In Chris’s lesson there was little evidence of ISI instructional strategies and practices. Although Chris understood science content and ISI, he was limited in his practices by the beliefs he held about his students’ abilities and the requisites required to teach ISI.

Stash too had a fragmented understanding of ISI; however, due to his summer research and experiences and PD involvement, he was able to translate his knowledge into instructional practices in his classroom. His lesson exemplified the greatest characteristics of ISI as described in his classroom observations, and he demonstrated a sound contextual understanding of his students and environment.

Conclusion and Implications

In order to increase understanding and application of ISI, teacher PD must continually contribute to teachers’ growth in knowledge of both science content and pedagogy. It also must take into consideration contextual and cultural factors of the schools and teachers within which it aims to create change.

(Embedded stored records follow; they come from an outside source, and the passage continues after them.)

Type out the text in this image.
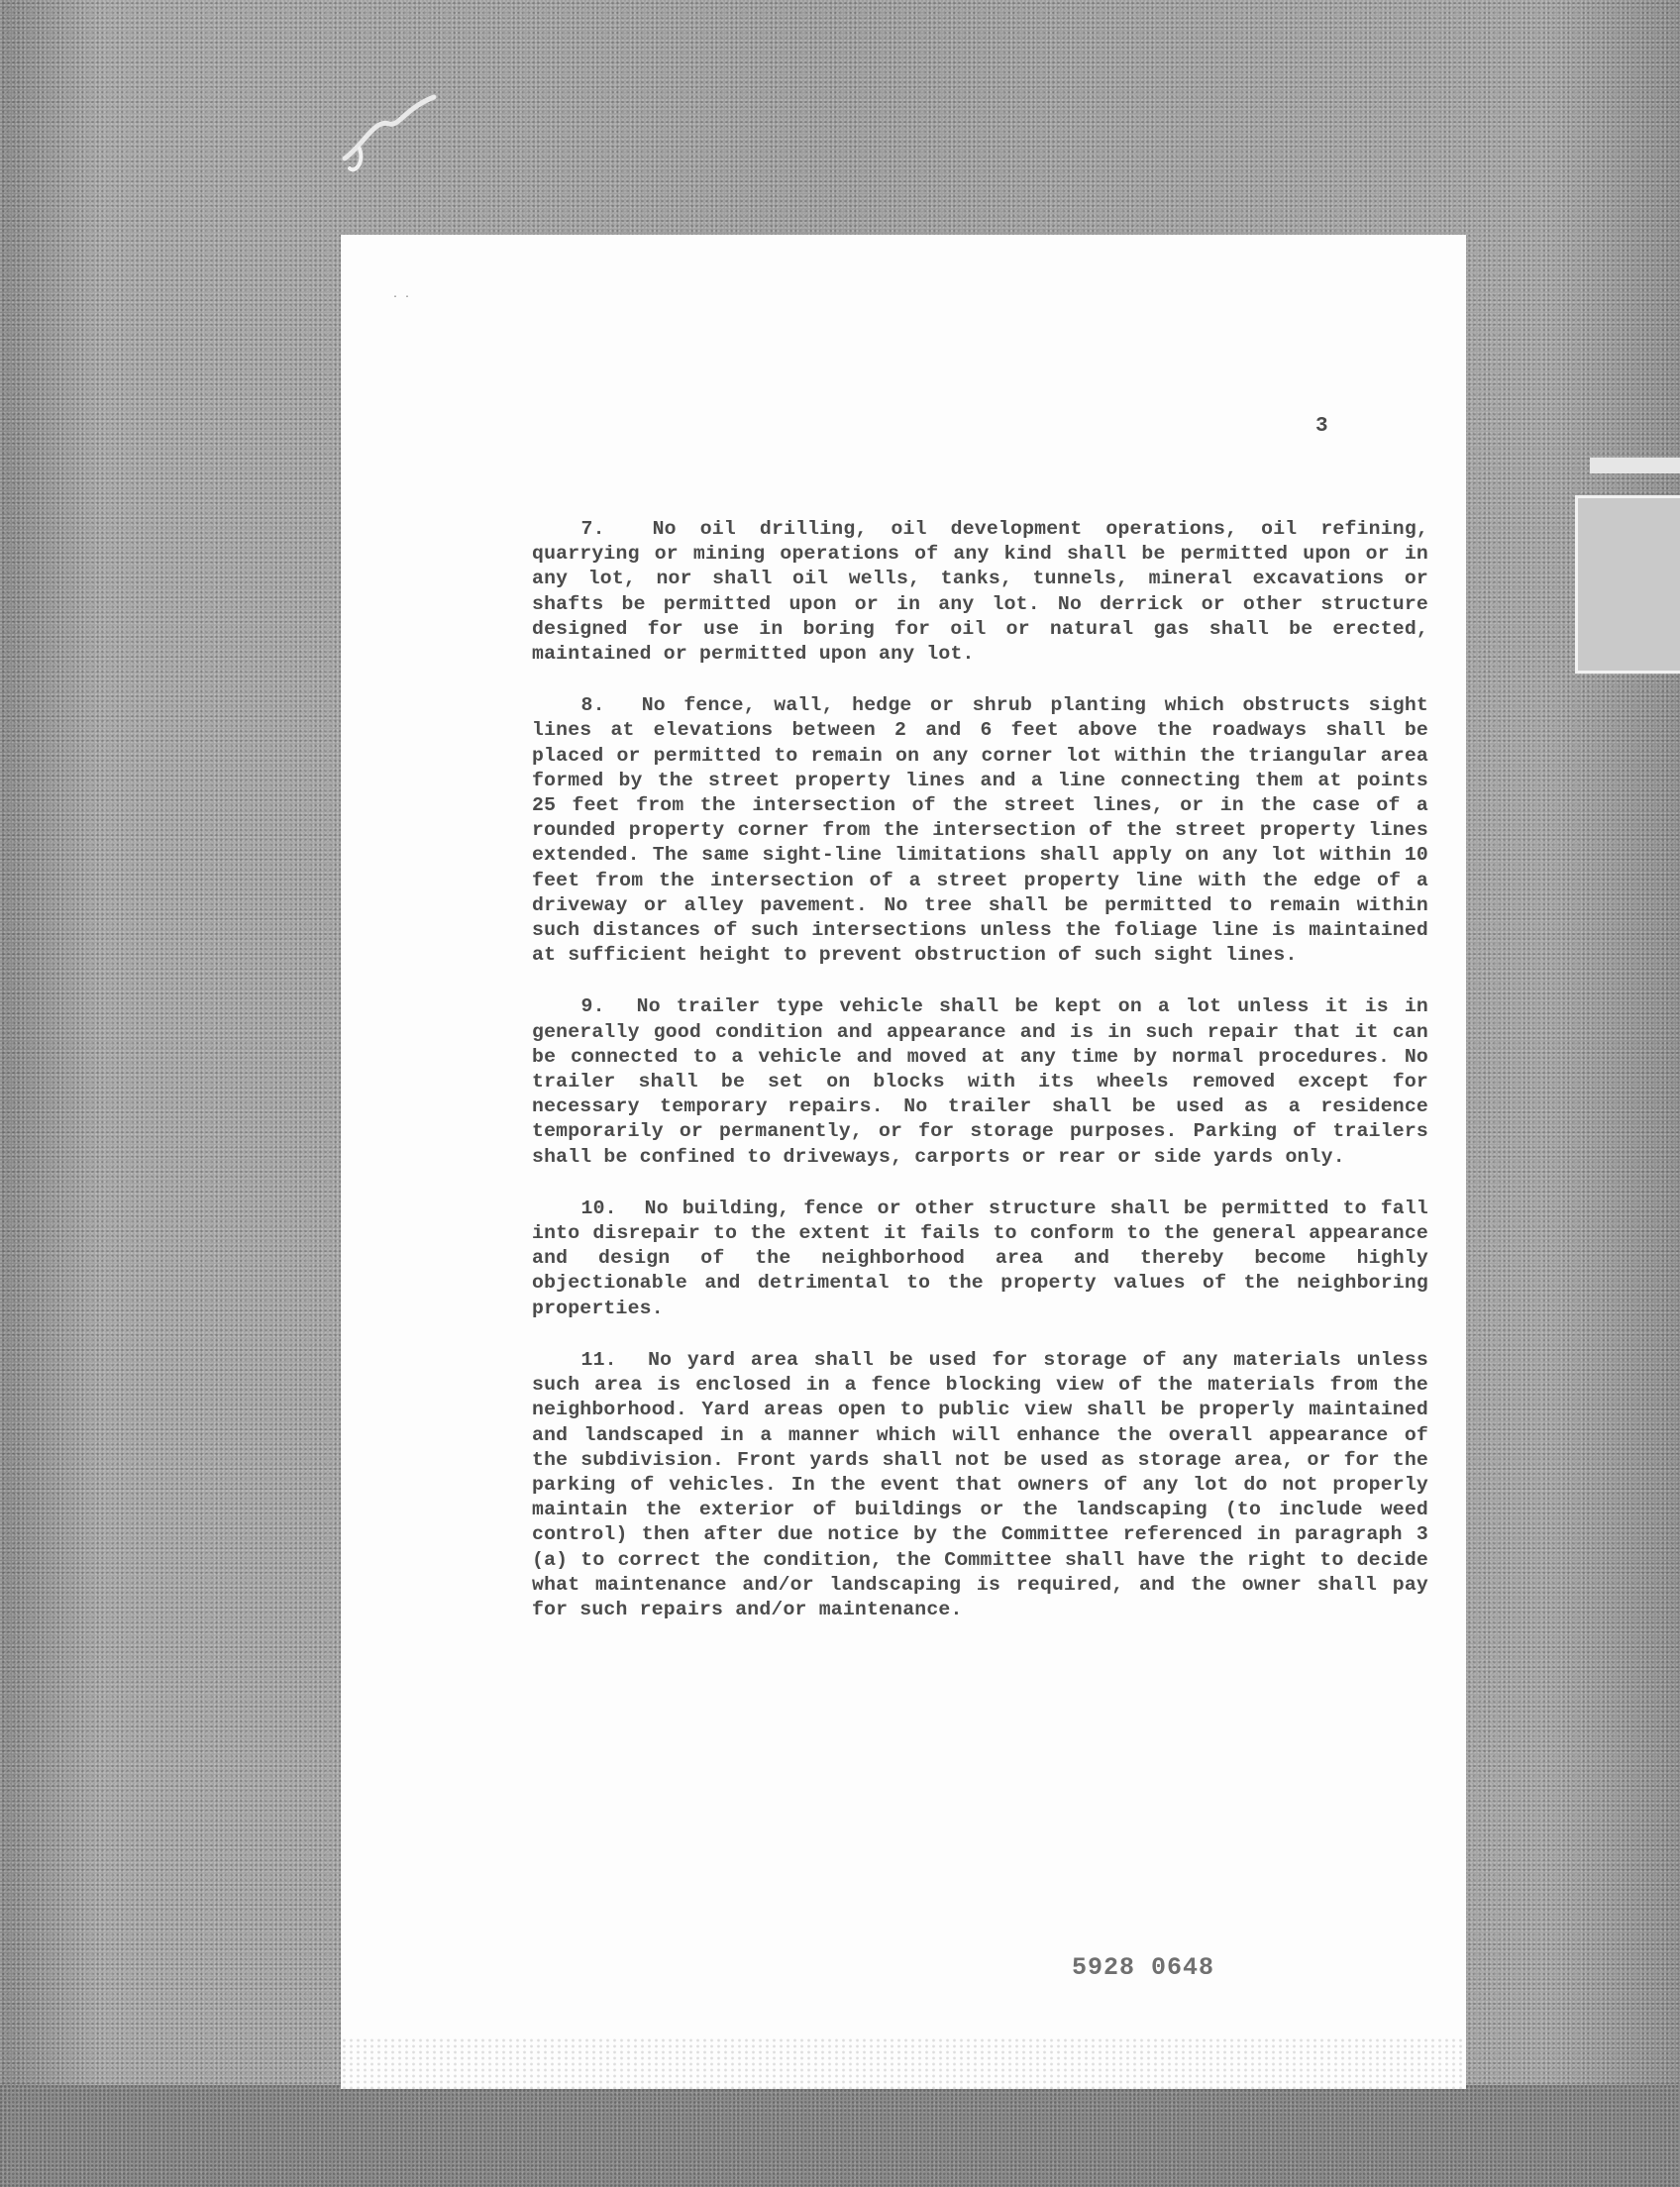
. .
3

7. No oil drilling, oil development operations, oil refining, quarrying or mining operations of any kind shall be permitted upon or in any lot, nor shall oil wells, tanks, tunnels, mineral excavations or shafts be permitted upon or in any lot. No derrick or other structure designed for use in boring for oil or natural gas shall be erected, maintained or permitted upon any lot.

8. No fence, wall, hedge or shrub planting which obstructs sight lines at elevations between 2 and 6 feet above the roadways shall be placed or permitted to remain on any corner lot within the triangular area formed by the street property lines and a line connecting them at points 25 feet from the intersection of the street lines, or in the case of a rounded property corner from the intersection of the street property lines extended. The same sight-line limitations shall apply on any lot within 10 feet from the intersection of a street property line with the edge of a driveway or alley pavement. No tree shall be permitted to remain within such distances of such intersections unless the foliage line is maintained at sufficient height to prevent obstruction of such sight lines.

9. No trailer type vehicle shall be kept on a lot unless it is in generally good condition and appearance and is in such repair that it can be connected to a vehicle and moved at any time by normal procedures. No trailer shall be set on blocks with its wheels removed except for necessary temporary repairs. No trailer shall be used as a residence temporarily or permanently, or for storage purposes. Parking of trailers shall be confined to driveways, carports or rear or side yards only.

10. No building, fence or other structure shall be permitted to fall into disrepair to the extent it fails to conform to the general appearance and design of the neighborhood area and thereby become highly objectionable and detrimental to the property values of the neighboring properties.

11. No yard area shall be used for storage of any materials unless such area is enclosed in a fence blocking view of the materials from the neighborhood. Yard areas open to public view shall be properly maintained and landscaped in a manner which will enhance the overall appearance of the subdivision. Front yards shall not be used as storage area, or for the parking of vehicles. In the event that owners of any lot do not properly maintain the exterior of buildings or the landscaping (to include weed control) then after due notice by the Committee referenced in paragraph 3 (a) to correct the condition, the Committee shall have the right to decide what maintenance and/or landscaping is required, and the owner shall pay for such repairs and/or maintenance.

5928 0648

As exemplified by the three teachers highlighted in this study, teacher conceptions and practice of ISI varied and progressed as a result of summer research and PD experiences. Variation in ISI understanding and practice was a result of the combination of teachers’ experiences, beliefs, and participation. In order for successful understanding and implementation, it is imperative that all participants be fully accountable for engagement in all aspects of the study. If teacher development is to take place, all teachers must engage in the learning experiences provided to them. For example, filling out log sheets may have been a reflective process for teachers and would have helped them to bridge the connection from their research to classroom practice. Attending all PD sessions may have also aided teachers who may have struggled with translating their experiences into practices within their classrooms. Limited participation in some aspects of the partnership also affected the variability in teaching and learning outcomes for students.

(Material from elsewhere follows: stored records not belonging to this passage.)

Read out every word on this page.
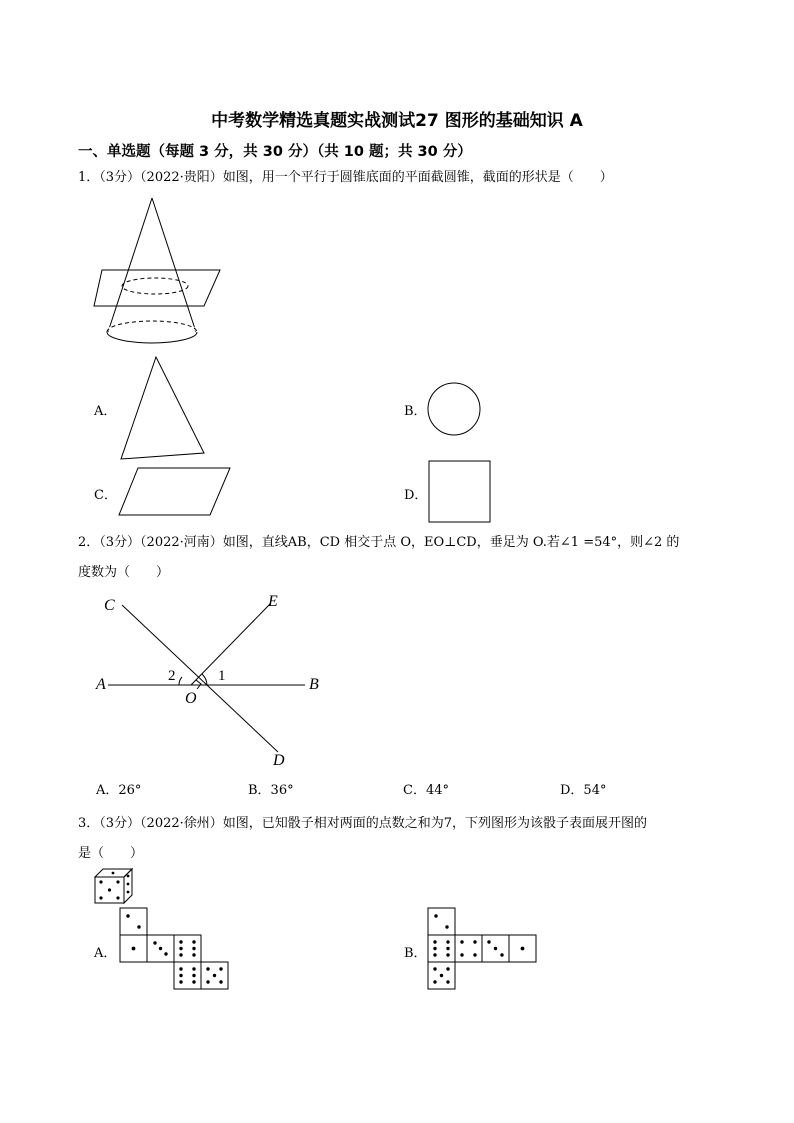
中考数学精选真题实战测试27 图形的基础知识 A
一、单选题（每题 3 分，共 30 分）（共 10 题；共 30 分）
1．（3分）（2022·贵阳）如图，用一个平行于圆锥底面的平面截圆锥，截面的形状是（　　）
A．	B．
C．	D．
2．（3分）（2022·河南）如图，直线AB，CD 相交于点 O，EO⊥CD，垂足为 O.若∠1 =54°，则∠2 的
度数为（　　）
C	E
A	B
O
D
1
2
A．26°	B．36°	C．44°	D．54°
3．（3分）（2022·徐州）如图，已知骰子相对两面的点数之和为7，下列图形为该骰子表面展开图的
是（　　）
A．	B．
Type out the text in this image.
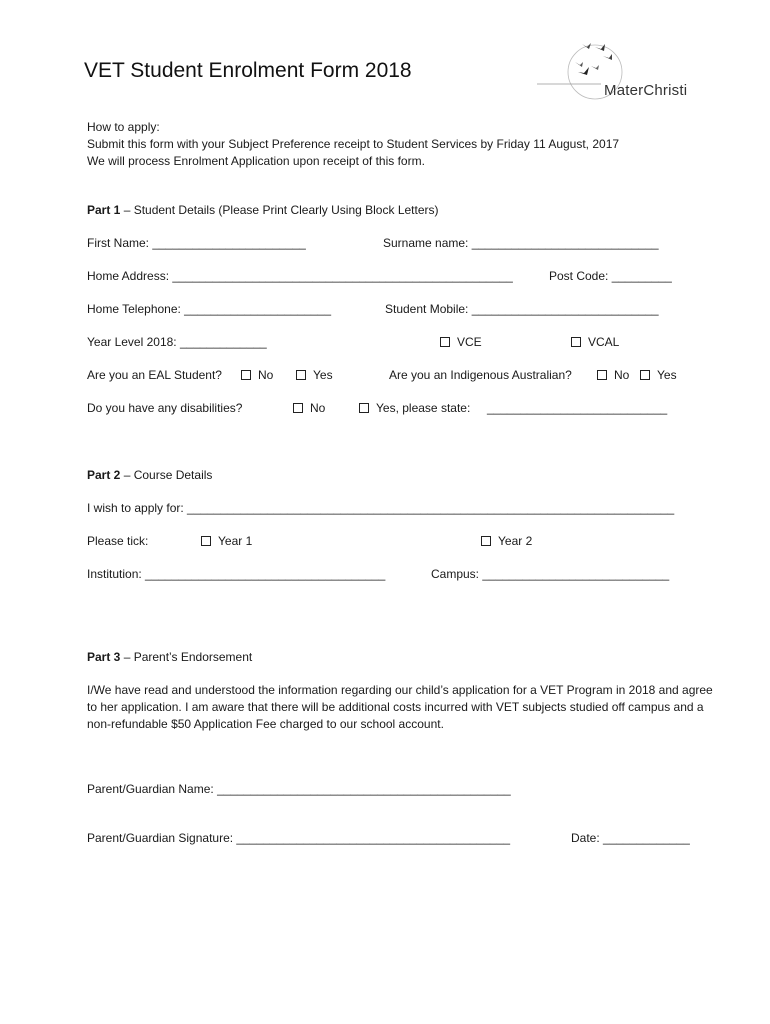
VET Student Enrolment Form 2018
MaterChristi
How to apply:
Submit this form with your Subject Preference receipt to Student Services by Friday 11 August, 2017
We will process Enrolment Application upon receipt of this form.
Part 1 – Student Details (Please Print Clearly Using Block Letters)
First Name: _______________________	Surname name: ____________________________
Home Address: ___________________________________________________	Post Code: _________
Home Telephone: ______________________	Student Mobile: ____________________________
Year Level 2018: _____________	VCE	VCAL
Are you an EAL Student?	No	Yes	Are you an Indigenous Australian?	No	Yes
Do you have any disabilities?	No	Yes, please state: ___________________________
Part 2 – Course Details
I wish to apply for: _________________________________________________________________________
Please tick:	Year 1	Year 2
Institution: ____________________________________	Campus: ____________________________
Part 3 – Parent’s Endorsement
I/We have read and understood the information regarding our child’s application for a VET Program in 2018 and agree to her application. I am aware that there will be additional costs incurred with VET subjects studied off campus and a non-refundable $50 Application Fee charged to our school account.
Parent/Guardian Name: ____________________________________________
Parent/Guardian Signature: _________________________________________	Date: _____________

Teachers in this study had little experience designing curriculum in the past, and there was some disconnect between what the grant developers aimed for and what the school district actually supported. There was also a mismatch as ISI and inquiry strategies in science were not a part of prescribed local, state, and national assessments in this study. Some teachers did not change their practices because some important contextual factors were not in place. As a result, although there was a professed agreement to learn and change practice, there was little evidence of enactment in the teachers in whom no growth was present. Our teachers may also have benefitted in an ongoing relationship between the experts and the classroom teacher throughout the year with support from the experts rather than only in the summer. Urban contexts also have a myriad of issues and challenges related to teaching and learning and factors must be taken into consideration.

Factors such as teacher beliefs about science, pedagogy, and learning must also be addressed to help shift the fundamental ideologies of teachers. Although teachers developed in both science content and ISI processes, teachers’ PCK may not have developed (Friedrichsen, Driel, & Abell, 2011). Smith and Neale (1989) conclude that unless teachers have acquired a “deeply principled conceptual change in content knowledge, the development of PCK is unlikely to occur (p. 17).”

This research is worthwhile to help us answer the questions such as what measures are necessary to help teachers develop ISI knowledge and successfully implement that understanding within their educational contexts. Knowing that there are many challenges in PD aimed at teachers conducting science inquiry, it is imperative and critical for teachers to increase their understanding and practice in ISI methods that integrate STEM subjects. This can help teachers attain the goal of better educated and prepared citizens who are ready for a global understanding of the nature of scientific problem solving.